In a chemical reaction, the limiting reactant is the substance that is completely consumed first, thus determining the amount of product formed. Identifying the limiting reactant involves calculating and comparing the moles of each reactant based on their stoichiometric ratios.

In our exercise, the reaction \( \text{Mg}^{2+} + 2\text{OH}^- \rightarrow \text{Mg(OH)}_2 \) indicates that two moles of hydroxide ions are needed for every mole of magnesium ions. Starting with 0.01 mol of \( \text{Mg}^{2+} \) and 0.02 mol of \( \text{OH}^- \), you would completely use all of the magnesium ions first to form the insoluble \( \text{Mg(OH)}_2 \). Thus, \( \text{MgCl}_2 \) is the limiting reactant here.

Understanding the limiting reactant helps in predicting the amounts of products formed and ensuring calculations involving chemical equations are accurate.
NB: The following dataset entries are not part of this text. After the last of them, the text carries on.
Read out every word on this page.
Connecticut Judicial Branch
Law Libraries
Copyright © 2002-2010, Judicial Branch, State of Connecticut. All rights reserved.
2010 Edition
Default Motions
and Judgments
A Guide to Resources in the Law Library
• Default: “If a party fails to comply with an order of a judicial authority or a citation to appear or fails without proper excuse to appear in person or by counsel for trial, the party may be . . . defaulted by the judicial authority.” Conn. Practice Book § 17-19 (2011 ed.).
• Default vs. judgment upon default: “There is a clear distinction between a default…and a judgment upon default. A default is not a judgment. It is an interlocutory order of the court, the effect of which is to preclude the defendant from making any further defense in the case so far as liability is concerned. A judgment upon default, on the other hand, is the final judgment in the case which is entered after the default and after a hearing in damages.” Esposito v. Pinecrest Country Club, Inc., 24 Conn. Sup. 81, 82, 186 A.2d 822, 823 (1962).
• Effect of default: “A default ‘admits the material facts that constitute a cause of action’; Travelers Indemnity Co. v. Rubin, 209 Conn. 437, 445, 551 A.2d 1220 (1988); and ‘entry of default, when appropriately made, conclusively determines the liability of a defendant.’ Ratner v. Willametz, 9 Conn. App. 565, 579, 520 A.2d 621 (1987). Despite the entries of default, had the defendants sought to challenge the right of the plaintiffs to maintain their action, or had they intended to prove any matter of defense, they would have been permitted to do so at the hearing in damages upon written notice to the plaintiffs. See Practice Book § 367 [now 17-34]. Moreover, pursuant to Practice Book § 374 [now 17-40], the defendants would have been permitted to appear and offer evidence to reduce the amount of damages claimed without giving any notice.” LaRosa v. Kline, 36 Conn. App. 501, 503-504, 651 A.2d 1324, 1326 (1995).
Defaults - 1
The Solubility Product Constant, or \( K_{sp} \), is a numerical value that represents the solubility of a sparingly soluble ionic compound. It is a product of the concentrations of the ions each raised to the power of their stoichiometric coefficients.

For \( \text{Mg(OH)}_2 \), which barely dissolves in water, the \( K_{sp} \) equation is \[ K_{sp} = [\text{Mg}^{2+}][\text{OH}^-]^2 = 1.2 \times 10^{-11} \].

For this particular problem, calculating the remaining \( \text{OH}^- \) concentration involves setting the concentration of \( \text{Mg(OH)}_2 \) equal to its \( K_{sp} \) value under equilibrium conditions. As \( \text{Mg(OH)}_2 \) forms in the solution, it reaches a balance between dissolved ions and the solid, affecting the \( \text{OH}^- \) concentration in the solution.

Solution stoichiometry is a quantitative relationship between the amounts of reactants and products in a chemical reaction. It allows you to calculate the quantities needed or produced in a reaction by applying known concentrations of reactants.

When solving stoichiometry problems, it's essential to convert volumes and molarities into moles. In this exercise, you start by determining the moles of \( \text{MgCl}_2 \) and \( \text{NaOH} \) based on their given concentrations and volumes. Then, using the balanced chemical equation, you can determine how these moles interact.

• Calculate moles from volume and molarity: \( \text{moles} = \text{Volume (L)} \times \text{Molarity (M)} \).
• Use the reaction stoichiometry to pinpoint reactants and products.

Understanding solution stoichiometry allows you to accurately predict the outcome of dissolutions and reactions in an aqueous environment.